Collagen fibers are long molecules. If one were as thick as a pen, it would be a yard long. Collagen is a protein consisting of three polypeptide chains that line up to form white fibrils. They are stronger than steel and can hold ten thousand times their own weight. Collagen fibers give tissues their tensile strength, resiliency and structural integrity. There are two minerals you need to build collagen naturally in the body – magnesium and zinc. Humic Acid Mineral contains over 80 plus minerals and it includes magnesium and zinc. We all have different mineral and nutrient needs at a given time. The real benefit of Humic Mineral is it provides the mineral nutrients needed by the body, which will only absorb and utilize those that are needed.
Elastin fibers are much like rubber bands. Elastin fibers allows tissue to stretch, thereby helping to absorb shock. Fascia, tendons and ligaments contain both collagen and elastin fibers.
Ground substance is viscous (a thick sticky consistency between solid liquid transparent fluid, like raw egg whites). It surrounds all cells in the body, and is part of our internal ocean. The body can not survive without water and minerals.
Chemically the ground substance is a mucopolysaccharide. Its main components are hyaluronic acid and proteoglycans (a core protein with long chains of sugar bonded.). Hyaluronic acid is viscous and lubricates the collagen, elastin, and muscle fibers, allowing them to slide over each other. Proteoglycans form the gel of the ground substance. This gel is excellent at dispersing shock and holding tissues in place. One of the most amazing properties of the ground substance is its ability to go from a jelly-like state to a completely liquid state. This is called thixotropy. Just like Jell-O- when its cool, it’s a jelly, and when its warm, it’s a liquid.
When we are sedentary and have minimal exercise, as we age, the ground substance in fascia has less liquidity and is more gel like. When this happens, we are more susceptible to injury, our range of motion becomes restricted and we dry up.
Movement everyday, stretching and working out allows the body to heat and creates a bio-electric energy that contributes to the ground substance gel to liquid transfer. So, if you want to get, keep or maintain pain free stretch capability, movement, mobility, healthy aging as we say here at HU, and have a working system that allows the exchange of nutrients and cellular wastes to occur more efficiently, keep moving and stretching – everyday – or start.
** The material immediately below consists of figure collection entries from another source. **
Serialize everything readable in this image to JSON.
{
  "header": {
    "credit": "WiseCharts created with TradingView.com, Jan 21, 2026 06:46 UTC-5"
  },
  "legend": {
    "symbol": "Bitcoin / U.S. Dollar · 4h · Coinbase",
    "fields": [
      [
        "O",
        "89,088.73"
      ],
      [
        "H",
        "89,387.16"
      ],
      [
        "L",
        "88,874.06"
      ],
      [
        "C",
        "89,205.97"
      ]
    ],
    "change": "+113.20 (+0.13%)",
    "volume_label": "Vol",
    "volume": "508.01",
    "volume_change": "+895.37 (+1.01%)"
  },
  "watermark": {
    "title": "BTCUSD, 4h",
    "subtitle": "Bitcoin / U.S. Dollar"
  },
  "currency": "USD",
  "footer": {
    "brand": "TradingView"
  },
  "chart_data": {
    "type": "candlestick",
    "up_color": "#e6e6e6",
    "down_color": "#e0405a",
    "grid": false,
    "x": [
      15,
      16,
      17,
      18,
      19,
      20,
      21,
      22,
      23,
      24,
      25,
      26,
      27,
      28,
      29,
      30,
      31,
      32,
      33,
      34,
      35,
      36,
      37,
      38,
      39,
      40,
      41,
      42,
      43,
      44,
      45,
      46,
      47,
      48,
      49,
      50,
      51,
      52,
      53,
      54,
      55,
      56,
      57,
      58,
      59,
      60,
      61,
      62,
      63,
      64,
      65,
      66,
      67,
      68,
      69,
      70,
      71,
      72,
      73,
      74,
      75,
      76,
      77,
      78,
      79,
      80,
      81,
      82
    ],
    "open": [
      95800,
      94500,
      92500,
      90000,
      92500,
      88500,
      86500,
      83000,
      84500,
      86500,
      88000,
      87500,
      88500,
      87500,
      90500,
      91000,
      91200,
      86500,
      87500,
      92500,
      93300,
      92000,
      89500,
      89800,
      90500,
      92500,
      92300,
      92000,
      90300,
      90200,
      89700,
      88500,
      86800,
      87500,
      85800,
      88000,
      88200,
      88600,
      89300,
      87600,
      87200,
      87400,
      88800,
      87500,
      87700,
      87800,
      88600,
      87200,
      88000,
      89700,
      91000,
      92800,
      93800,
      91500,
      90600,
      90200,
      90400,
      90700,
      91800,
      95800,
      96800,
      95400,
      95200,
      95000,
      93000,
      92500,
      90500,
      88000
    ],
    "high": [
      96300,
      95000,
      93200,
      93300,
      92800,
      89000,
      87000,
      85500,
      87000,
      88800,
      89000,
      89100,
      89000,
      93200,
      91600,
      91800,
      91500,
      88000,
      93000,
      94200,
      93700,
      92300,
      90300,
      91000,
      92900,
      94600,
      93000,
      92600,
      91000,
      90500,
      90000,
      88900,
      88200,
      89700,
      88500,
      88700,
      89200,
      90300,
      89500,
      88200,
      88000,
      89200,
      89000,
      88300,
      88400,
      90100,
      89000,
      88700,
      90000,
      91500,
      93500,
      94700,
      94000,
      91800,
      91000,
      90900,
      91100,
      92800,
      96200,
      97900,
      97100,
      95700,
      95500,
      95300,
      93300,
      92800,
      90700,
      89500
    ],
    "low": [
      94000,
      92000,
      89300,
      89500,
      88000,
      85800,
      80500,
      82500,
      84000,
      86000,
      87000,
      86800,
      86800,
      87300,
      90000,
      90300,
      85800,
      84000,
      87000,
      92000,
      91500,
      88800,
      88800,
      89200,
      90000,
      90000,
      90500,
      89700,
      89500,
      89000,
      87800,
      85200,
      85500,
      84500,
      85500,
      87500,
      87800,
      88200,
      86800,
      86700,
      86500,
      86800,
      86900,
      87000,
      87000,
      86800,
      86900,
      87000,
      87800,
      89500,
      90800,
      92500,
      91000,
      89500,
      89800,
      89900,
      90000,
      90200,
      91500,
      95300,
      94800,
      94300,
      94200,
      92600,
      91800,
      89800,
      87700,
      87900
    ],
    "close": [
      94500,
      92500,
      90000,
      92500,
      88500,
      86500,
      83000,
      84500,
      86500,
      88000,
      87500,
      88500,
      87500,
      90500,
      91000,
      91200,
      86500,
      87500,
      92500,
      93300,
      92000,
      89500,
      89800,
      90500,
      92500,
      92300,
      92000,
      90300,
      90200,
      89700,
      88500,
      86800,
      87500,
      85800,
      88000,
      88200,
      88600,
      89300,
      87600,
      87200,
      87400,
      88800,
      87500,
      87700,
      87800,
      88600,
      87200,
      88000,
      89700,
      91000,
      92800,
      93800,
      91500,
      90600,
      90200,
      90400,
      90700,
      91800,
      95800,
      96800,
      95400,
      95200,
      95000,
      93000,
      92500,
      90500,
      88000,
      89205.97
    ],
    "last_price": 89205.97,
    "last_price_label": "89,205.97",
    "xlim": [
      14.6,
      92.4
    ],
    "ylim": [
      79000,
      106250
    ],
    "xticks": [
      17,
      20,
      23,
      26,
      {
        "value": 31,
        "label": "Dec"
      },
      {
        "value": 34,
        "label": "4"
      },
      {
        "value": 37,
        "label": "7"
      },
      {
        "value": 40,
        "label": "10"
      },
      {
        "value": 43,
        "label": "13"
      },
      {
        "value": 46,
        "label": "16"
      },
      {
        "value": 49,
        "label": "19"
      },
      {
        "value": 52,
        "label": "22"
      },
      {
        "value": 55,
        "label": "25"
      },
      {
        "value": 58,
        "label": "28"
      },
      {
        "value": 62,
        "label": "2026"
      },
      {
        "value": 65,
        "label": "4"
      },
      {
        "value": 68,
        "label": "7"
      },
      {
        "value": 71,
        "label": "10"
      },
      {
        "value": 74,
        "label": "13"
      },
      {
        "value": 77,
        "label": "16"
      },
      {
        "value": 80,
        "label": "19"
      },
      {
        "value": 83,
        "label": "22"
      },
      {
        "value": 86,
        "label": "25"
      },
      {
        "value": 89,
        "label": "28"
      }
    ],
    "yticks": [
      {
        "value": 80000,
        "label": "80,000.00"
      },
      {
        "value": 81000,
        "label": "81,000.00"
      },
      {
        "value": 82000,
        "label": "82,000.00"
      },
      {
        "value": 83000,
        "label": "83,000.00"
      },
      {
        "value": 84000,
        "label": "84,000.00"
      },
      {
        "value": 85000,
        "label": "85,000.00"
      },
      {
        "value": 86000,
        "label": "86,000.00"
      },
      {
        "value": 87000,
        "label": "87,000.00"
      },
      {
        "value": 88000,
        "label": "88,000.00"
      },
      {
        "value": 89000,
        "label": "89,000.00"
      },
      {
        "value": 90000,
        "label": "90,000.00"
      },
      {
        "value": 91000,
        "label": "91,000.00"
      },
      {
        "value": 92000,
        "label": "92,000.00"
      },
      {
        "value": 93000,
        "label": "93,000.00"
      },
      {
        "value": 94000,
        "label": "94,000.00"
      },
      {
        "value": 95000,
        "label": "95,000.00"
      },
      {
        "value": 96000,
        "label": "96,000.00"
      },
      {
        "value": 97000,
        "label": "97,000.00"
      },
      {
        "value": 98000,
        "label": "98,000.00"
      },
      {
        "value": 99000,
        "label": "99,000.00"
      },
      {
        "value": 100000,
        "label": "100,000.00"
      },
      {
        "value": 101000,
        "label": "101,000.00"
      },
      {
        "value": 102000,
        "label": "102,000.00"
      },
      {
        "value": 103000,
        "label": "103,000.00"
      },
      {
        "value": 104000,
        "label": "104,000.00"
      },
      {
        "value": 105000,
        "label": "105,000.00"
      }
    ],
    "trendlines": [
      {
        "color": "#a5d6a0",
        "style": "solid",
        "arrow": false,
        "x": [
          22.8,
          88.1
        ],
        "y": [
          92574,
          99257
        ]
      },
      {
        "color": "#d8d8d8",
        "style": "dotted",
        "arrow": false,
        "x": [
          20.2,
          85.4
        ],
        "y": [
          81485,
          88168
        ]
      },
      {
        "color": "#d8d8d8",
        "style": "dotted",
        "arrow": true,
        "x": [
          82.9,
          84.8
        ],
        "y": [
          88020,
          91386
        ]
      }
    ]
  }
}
These components – ground substance, collagen and elastin, and the fibers arrange themselves in parallel to be able to transmit the pull of the muscle without breaking. This fascial network does not stop there. Not only does this tendon embed itself into the bone, it also fans out, surrounding the entire bone – literally becoming the periosteum of the bone. Then from the periosteum to another tendon, into another muscle to another tendon surrounding another bone and so on until the fascia in your toes has connected through this network to the fascia in your head and fingertips – uniting your body in one continuous fascial network. Wow! Add to that all the other tissues – nerves, arteries, veins, fat and organs all suspended and penetrated by this fascial network- it’s no wonder it’s called connective tissue.
Every single biological process of the body is connected to a mineral. How specialized the human body is, so incredibly, intricately, and profoundly formed of the dust of earth. A temple and a gift to be cherished.